Cornstarch- To coat the tofu before baking, frying, or air frying.
Dark Soy Sauce
Red Chili Sauce
Salt & Pepper
You May Also Want to Check Out My Other Popular Tofu Recipes-
How to Prepare Tofu Lettuce Wrap?
After pressing the tofu, coat the pieces with some cornstarch. Make sure you dust off the extra flour.
If you want to deep fry or shallow fry the tofu, fry them till they look light brown/golden.
Air fry them at 370 F till they look light brown. Turn them over in between.
Can You Store Them?
You can store prepared tofu filling in a separate air-tight container and keep it in the fridge.
Wash and dry the lettuce leaves and keep them in the fridge wrapped in a paper towel and in a separate box.
Tofu Lettuce Wraps
- 13 Oz Extra Firm Tofu
- 3 Tbsp Corn Starch
- ½ Tsp Salt
- ½ Tsp Garlic Powder
For Sauce Mix
- 2 Tbsp Dark Soy Sauce
- 1 Tbsp Hoisin Sauce
- 1 Tbsp Red Chili Sauce/Sri racha Sauce
- 1 Tsp Sesame Oil
- Crushed Pepper
- Salt to taste
- 4 Cloves Minced Chopped Garlic
- 1 Tbsp Chopped Ginger
- 1 Fresh Chopped Chili (Optional)
- ½ Cup Chopped Scallion
- 1 Tbsp Oil to cook
- ½ Cup Fresh cilantro or basil leaves
- 1 Cup Chopped Red Pepper
- 8 Leaves Lettuce
- ½ Cup Cashew Nuts (Roasted)
- Prepare the crispy tofu.
- Wash and dry the lettuce leaves.
- Take a wok or pan and heat oil in it.
- Add chopped garlic to it and saute it till it caramelizes.
- That will take around 30 seconds.
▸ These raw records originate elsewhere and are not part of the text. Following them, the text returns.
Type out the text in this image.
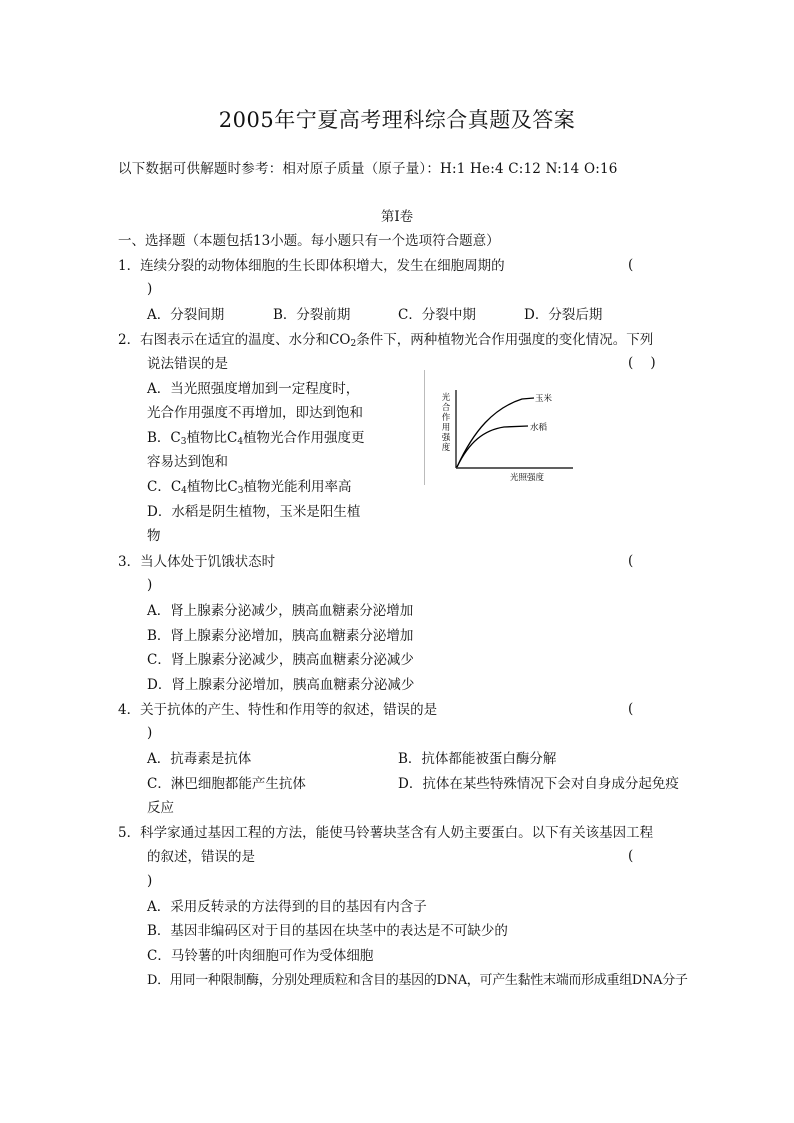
2005年宁夏高考理科综合真题及答案
以下数据可供解题时参考：相对原子质量（原子量）：H:1 He:4 C:12 N:14 O:16
第I卷
一、选择题（本题包括13小题。每小题只有一个选项符合题意）
1．连续分裂的动物体细胞的生长即体积增大，发生在细胞周期的	(
)
A．分裂间期	B．分裂前期	C．分裂中期	D．分裂后期
2．右图表示在适宜的温度、水分和$CO_2$条件下，两种植物光合作用强度的变化情况。下列
说法错误的是	(    )
A．当光照强度增加到一定程度时，
光合作用强度不再增加，即达到饱和
B．$C_3$植物比$C_4$植物光合作用强度更
容易达到饱和
C．$C_4$植物比$C_3$植物光能利用率高
D．水稻是阴生植物，玉米是阳生植
物
玉米
水稻
光照强度
光合作用强度
3．当人体处于饥饿状态时	(
)
A．肾上腺素分泌减少，胰高血糖素分泌增加
B．肾上腺素分泌增加，胰高血糖素分泌增加
C．肾上腺素分泌减少，胰高血糖素分泌减少
D．肾上腺素分泌增加，胰高血糖素分泌减少
4．关于抗体的产生、特性和作用等的叙述，错误的是	(
)
A．抗毒素是抗体	B．抗体都能被蛋白酶分解
C．淋巴细胞都能产生抗体	D．抗体在某些特殊情况下会对自身成分起免疫
反应
5．科学家通过基因工程的方法，能使马铃薯块茎含有人奶主要蛋白。以下有关该基因工程
的叙述，错误的是	(
)
A．采用反转录的方法得到的目的基因有内含子
B．基因非编码区对于目的基因在块茎中的表达是不可缺少的
C．马铃薯的叶肉细胞可作为受体细胞
D．用同一种限制酶，分别处理质粒和含目的基因的DNA，可产生黏性末端而形成重组DNA分子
Add chopped ginger, chilies, and chopped red pepper to it.
- Saute for one minute or till it looks a little crispy yet cooked.
- Add the sauce mix to the pan and cook it by mixing till it looks glossy.
- Add tofu and cashews to it and coat them well with the sauce mixture.
- Mix cilantro or basil leaves with the tofu.
- Cook for one minute.
- Garnish with green onion.
- Serve them over lettuce cups and enjoy!!!